Friday 8 September 2017

When someone close to you dies, your world is totally torn apart. 
When that loss is your baby or child that feeling is magnified a hundred fold. You feel as fragile as the thinnest tissue paper, feeling as if the slightest breeze might break you up completely. 
Friends, with only good intentions at heart, may try to console you, but so many of them don't know what to say or how to say it.
“What if I say something stupid?”. “What if I say something that makes them cry?” 
On most occasions there is nothing you can say that will make them feel sadder than they already are and just by trying to support them you will make them feel that you care.
However, there are some things that you really need to avoid saying to anyone that is grieving. Over recent weeks when I have visited families nearly all of them have mentioned at least one of the things I am going to cover. Whilst they really appreciated that people had made the effort to visit them they felt that some of the things they said they had really not thought about.
A common response that many families have said they have been told is
"Cheer up, your loved one would not want you to be sad"
I can almost understand the reasoning behind this but when you have just lost a loved one you cannot even think about feeling happy. You may feel that you are relieved that they are not suffering anymore but you have had a huge part of your life turned upside down and inside out. Grievers need to be sad in order for them to get to the other side of grief. When you love deeply you grieve deeply and the sadness is an important part of that.
Another common reaction is
"Try to focus on all the good things you have in your life."
Again, they are trying to give you support but it is not what a grieving person wants to hear when they have just had their world shattered into pieces. Trying to think of anything positive in your life at that time is almost impossible to do.
In time trying to look on the good things in your life may be possible but at that moment they will not want to be standing there saying look how lucky I am. 
"She/he is in a better place"
When you have just lost your baby or child the last thing you want to hear is this sentence, no matter how well meaning the person is. The best place for that child to be should be in their mothers arms with their family around them. Even people I have met who have a strong faith have said that this is where they have questioned their beliefs, some even struggling to return to their place of worship as they are questioning all they have been told over the years.
 “It’s been awhile since they died, It’s time you get over it.”
There is never a time limit on grief and people who say this have never experienced the death of someone close to them.

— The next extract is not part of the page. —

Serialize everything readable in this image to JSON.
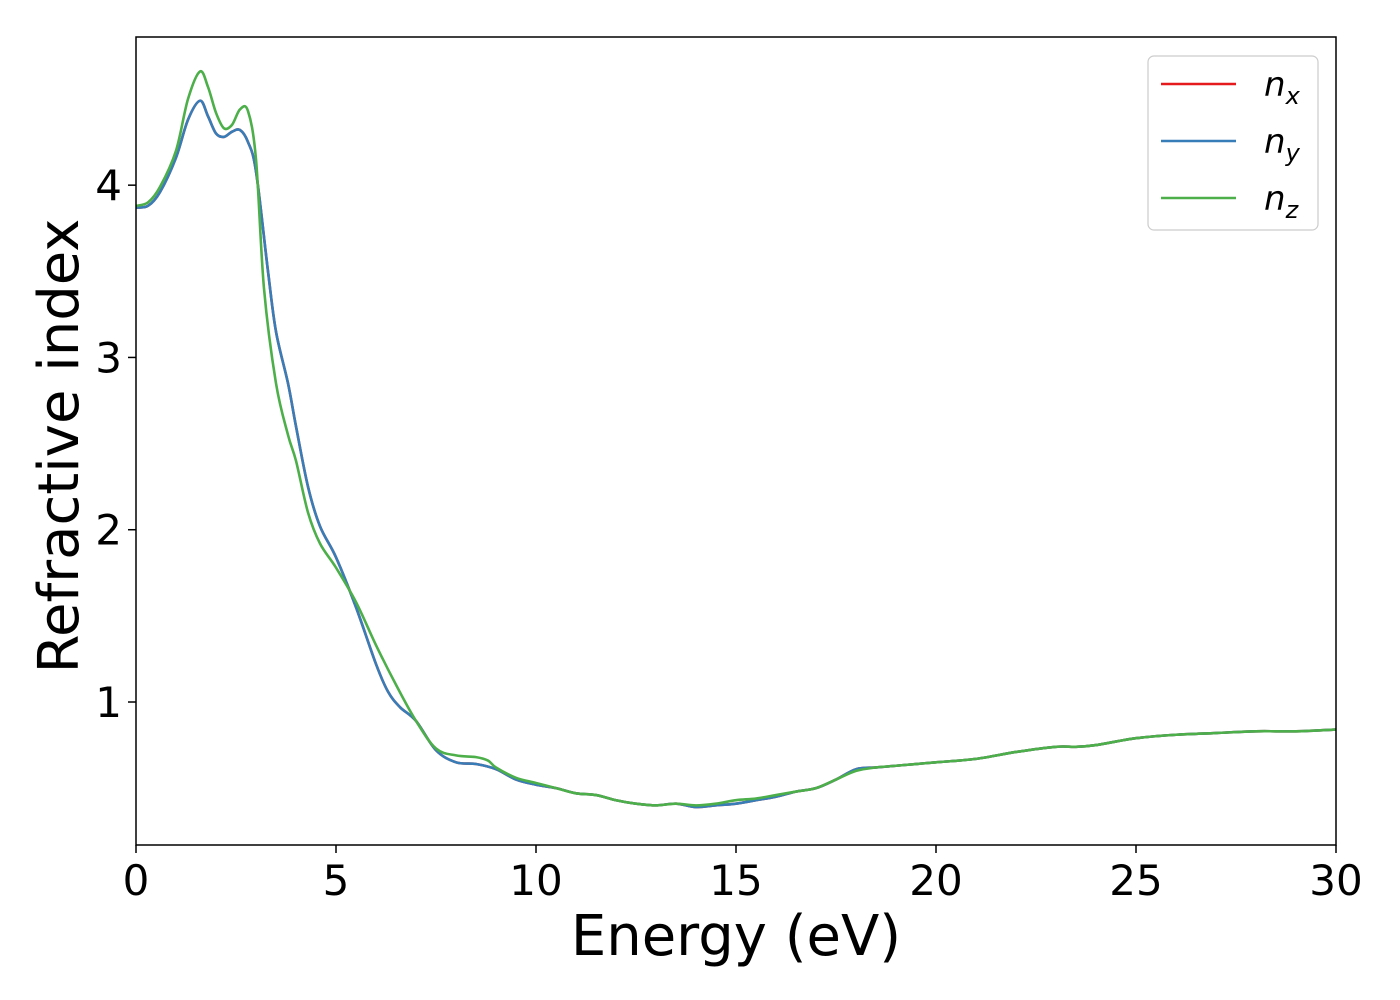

Some people may find that they can move through their grief quicker than others but there should never be pressure put on them to move on and stop grieving. Most families will grieve for many many years and they will learn to live their life in a different way to before their loss, this does not mean they have moved on they have just found a way that enables them to keep going.
 “Cherish all of the wonderful memories. They will bring you peace.” 
I think this statement can be true, in time. But the last thing a newly grieving person wants to hear is to cherish the memories. When their heart is hurting and their mind is spinning and their faith is broken, thinking about memories cuts them because the only thing they want to do is create new memories, which they can no longer do.
 Also when it is the loss of a baby before birth, at birth or soon after birth, the families only have that small window of time before the funeral to make the memories that they will have forever. Knowing that these are the only memories you will have is not a comforting feeling, it feels as if your world is being pulled apart.
 “Pull yourself together because you need to be there for your kids.”
Grief, in its initial stages, is the emotional equivalent to having major surgery. The person is fragile and needs to heal. Following surgery, health care professionals will advise the patient to take it easy and focus on herself. No one would expect the patient to hop down off of the operating table after undergoing heart surgery so that she can fix her kids dinner. So please don’t make a grieving parent feel even worse by suggesting that she’s neglecting her children due to her grief. That’s just cruel.
Grief affects every aspect of someone’s physical and emotional health. It interferes with one’s ability to sleep, eat, concentrate, and function. Therefore, no one has the right to ask another person to swallow her pain in order to focus on others. Doing so only prolongs grief.
 “So, how about the match at the weekend?”
Though it may seem like you’re doing the griever a favour by keeping conversations at a superficial level, what grievers need is someone who is willing to let them be real. They need someone who isn’t afraid to talk about the tough stuff. The sad stuff. The human stuff. They need someone who will sit and listen and maybe even cry with them. This isn’t to say that you must never discuss sports or the weather. Just try to keep in mind that real healing comes from some of the heavier conversations.
 “I can’t imagine what you’re going through right now.” 
You need to do just that. Stop and think about how you would feel if you were faced with the griever’s circumstances. Consider their feelings, contemplate their pain, imagine their struggle. 
Doing so will spark empathy in you. And empathy is the best thing you can offer someone who is hurting because when you empathise, the right words will come more freely.
Reading this might be making you feel like you don't want to ever talk to someone grieving because you don't want to make their pain worse. You can never make their pain worse, the worst thing that could have happened to them has happened. Just remember to be there for them and let them cry, talk or even sit there in silence. 
Doing this can make such a difference to the grieving family and by doing so you have been a caring, loving friend.